La fossa comune di Kufra non è che un indizio. «Secondo le indagini e le testimonianze - si legge -, le sepolture sono avvenute in tempi diversi». La filiera del contrabbando di uomini coinvolge istituzioni e criminalità. Un sistema integrato che da una parte finge di assecondare le richieste europee per fermare i flussi migratori, e dall’altro lo alimenta alzando il prezzo che le cancellerie devono versare ai trafficanti attraverso i loro prestanome nelle istituzioni. Sono stati trovati «ragionevoli motivi per ritenere che il personale di alto livello della Guardia Costiera libica, dell'Apparato di Supporto alla Stabilità e della Direzione per la Lotta alla Guardia costiera libica, dell'Apparato di supporto alla stabilità e della Direzione per la lotta alla migrazione illegale - è l’accusa - sia colluso con trafficanti e contrabbandieri, che sarebbero collegati a gruppi di miliziani, nel contesto dell'intercettazione e della privazione della libertà dei migranti».

Si incassa per intercettare i migranti in mare, e si moltiplicano gli introiti per liberarli una volta condotti nei campi di prigionia a terra. Il gruppo di lavoro ritiene «le guardie chiedessero e ricevessero pagamenti per il rilascio dei migranti». Al punto da potere affermare che l’intero sistema, dalla cattura in mare ai respingimenti via terra, siano parte di uno schema di business collaudato: «La tratta, la riduzione in schiavitù, il lavoro forzato, la detenzione, l'estorsione e il contrabbando di esseri umani hanno generato entrate significative per individui, gruppi e istituzioni statali». Secondo l'Onu solo a Tazirbu, nel sud-est della Libia, negli ultimi due anni «almeno 700 persone sarebbero state rilasciate e trasferite in altri centri di detenzione dopo essere state tenute prigioniere e torturate a scopo di riscatto». Da Tripoli continuano a non rispondere alle richieste delle agenzie umanitarie Onu. «E fino a quando i governi europei - osserva un funzionario umanitario a Tripoli - continueranno a cedere al ricatto libico senza chiedere in cambio maggiore trasparenza, i boss continueranno a spadroneggiare». Nel dossier è scritto senza ricorrere ad acrobazie lessicali: «Siamo molto preoccupati per la situazione di molti altri migranti e rifugiati, comprese le vittime della tratta, che sono stati trasferiti in centri di detenzione dove non è stato acconsentito l'accesso ad agenzie umanitarie, avvocati o organizzazioni della società civile».

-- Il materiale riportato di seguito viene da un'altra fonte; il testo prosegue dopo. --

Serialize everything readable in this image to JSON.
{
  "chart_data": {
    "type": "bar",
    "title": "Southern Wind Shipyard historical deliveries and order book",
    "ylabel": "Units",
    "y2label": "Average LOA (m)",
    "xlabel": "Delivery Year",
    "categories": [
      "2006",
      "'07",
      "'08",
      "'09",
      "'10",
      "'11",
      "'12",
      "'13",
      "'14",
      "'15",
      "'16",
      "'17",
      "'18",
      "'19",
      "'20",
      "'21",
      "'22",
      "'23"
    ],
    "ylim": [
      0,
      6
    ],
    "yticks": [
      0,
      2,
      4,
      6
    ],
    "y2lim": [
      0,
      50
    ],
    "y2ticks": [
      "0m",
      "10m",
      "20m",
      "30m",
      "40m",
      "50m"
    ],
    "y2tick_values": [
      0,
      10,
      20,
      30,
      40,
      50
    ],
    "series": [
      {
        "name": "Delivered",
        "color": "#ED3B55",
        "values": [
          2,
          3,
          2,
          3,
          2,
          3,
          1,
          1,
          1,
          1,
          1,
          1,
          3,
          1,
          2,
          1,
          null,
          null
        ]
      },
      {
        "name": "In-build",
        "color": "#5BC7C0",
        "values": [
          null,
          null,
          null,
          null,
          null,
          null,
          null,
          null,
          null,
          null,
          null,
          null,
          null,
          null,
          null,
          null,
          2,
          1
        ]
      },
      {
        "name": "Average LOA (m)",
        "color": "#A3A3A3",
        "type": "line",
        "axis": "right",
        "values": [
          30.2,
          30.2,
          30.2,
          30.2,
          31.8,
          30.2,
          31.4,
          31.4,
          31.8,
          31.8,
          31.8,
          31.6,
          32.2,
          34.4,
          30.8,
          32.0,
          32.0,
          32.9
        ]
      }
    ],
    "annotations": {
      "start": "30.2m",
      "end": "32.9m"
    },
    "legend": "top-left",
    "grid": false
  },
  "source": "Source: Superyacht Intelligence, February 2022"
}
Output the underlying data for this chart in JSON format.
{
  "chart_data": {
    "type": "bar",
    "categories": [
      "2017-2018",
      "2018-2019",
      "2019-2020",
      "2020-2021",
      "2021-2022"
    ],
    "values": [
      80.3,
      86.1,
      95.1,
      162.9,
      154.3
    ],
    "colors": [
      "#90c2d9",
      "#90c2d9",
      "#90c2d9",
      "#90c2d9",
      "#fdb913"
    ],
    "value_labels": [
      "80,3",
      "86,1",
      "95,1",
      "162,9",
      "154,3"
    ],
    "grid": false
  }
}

C’è poi il caso di 120 migranti e rifugiati apparentemente rilasciati dalla Direzione libica per la lotta alla migrazione illegale (Dcim) nel febbraio 2023. In realtà sono stati deportati in un luogo sconosciuto e in circostanze che potrebbero rientrare tra i crimini di «sparizione forzata» perché il gruppo continua «a essere detenuto senza avere accesso ad avvocati, assistenza o protezione».

Nelle ultime settimane, in concomitanza con la crisi migratoria in Tunisia e con le consegne di equipaggiamento per Tripoli dall’Italia, alcuni canali della propaganda libica mostrano con frequenza le operazioni di polizia per l’arresto di trafficanti di uomini. Nient’altro che un trucco per ingannare anche i governi europei, a cui far credere che in Libia le cose stiano cambiando e che la caccia ai contrabbandieri di esseri umani sia senza quartiere. Tra i molti, gli esperti Onu citano un caso. I nomi dei protagonisti sono coperti da omissis, anche perché tra loro vi sono alcuni ricercati della Corte penale internazionale le cui identità verranno tenute in segreto ancora per alcune settimane.

«Nonostante il coinvolgimento di almeno un noto cittadino libico - si legge nel report -, a quanto pare sono stati arrestati solo cittadini non libici per presunto coinvolgimento in abusi di detenzione». Allo scopo di coprire le «complicità da parte delle autorità libiche» a cui viene rimproverata «l'incapacità di condurre indagini efficaci per garantire la responsabilità di queste gravi violazioni dei diritti umani».